Running lots of standards in one run, best Fit Type

I'm running about 15-20 standards in a run, injected after every 6 samples, and I want to change the set up to modified standard throughout so inject a standard every 6 samples, add that point to the calibration curve and at the end ill have up to 20 standard points in the cal curve and use this curve to quantify ALL the previous samples. Is this more accurate than running sliding with/without overlap? I would have though using all the standards would be more accurate but another argument is that retention time and viscosity shifts may require the overlap method. What fit type is best for this- Linear thru Zero?

Also, whats the difference between Average by Amount and Average by Level? If you run 20 standards that all have the same concentration (eg 10.007 mcg/mL) and you put this in the Value of your component editor surely average by amount will average ALL these standards, same as if you set a Level of 1 next to these standards also?


Thanks for reading.

Best Answer

  • MJS
    MJS
    Answer ✓
    I think that DavidHPLC's question about why you have so many is key to answering your questions.
    "Is this more accurate than running sliding with/without overlap?"
    -Maybe, but I think it all depends on what you observe with regard to system drift over the course of the analysis.  Does it really make sense for your analysis to quantify the first few sample injections with data from a standard injection that was many hours later in the run?  I would imagine that this would make it less accurate than a sliding overlap calibration, but this could be a simple exercise if you really want to know for sure.  Inject your standard as the sample as well and see how it drifts over the sample set when you have your 15-20 standard length run.  How does the accuracy change when using either of the calibration approaches?  What sort of %RSD do you have for the different brackets vs overall?  Once you have the data, you then have an informed decision on how to best calibrate for your specific method. 

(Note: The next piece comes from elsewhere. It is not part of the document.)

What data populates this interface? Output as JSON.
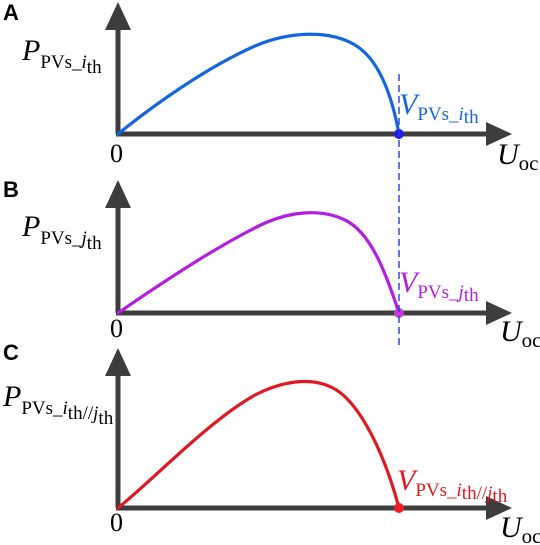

    "I would have though using all the standards would be more accurate but another argument is that retention time and viscosity shifts may require the overlap method."
    -What observations of retention time or viscosity shifts have you observed? 

    "What fit type is best for this- Linear thru Zero?"
    -If you only have a single concentration std and not a 5+point linearity, then linear, linear through zero fit types are the same whether you choose it or not.  

    Average by amount/level
    -you are right when using a single calibration point, they are all the same.  The only thing is that average by level is only useful when you've configured the quantification by level in the sample set if I recall correctly, just like average by amount is really only useful if you use varied amounts.

Answers

  • STD1
    SMP1-6
    STD2
    SMP7-12
    STD3
    ..
    (All above are set to Don't Process)

    ClearCal
    Calibrate STD*
    Quantitate SMP*
    Summarize
    (All above are set to Normal)

    I'd use linear through zero (all your STD have the same concentration anyway).

    I'd ask though, why so many standards? RSD problems? Stability problems?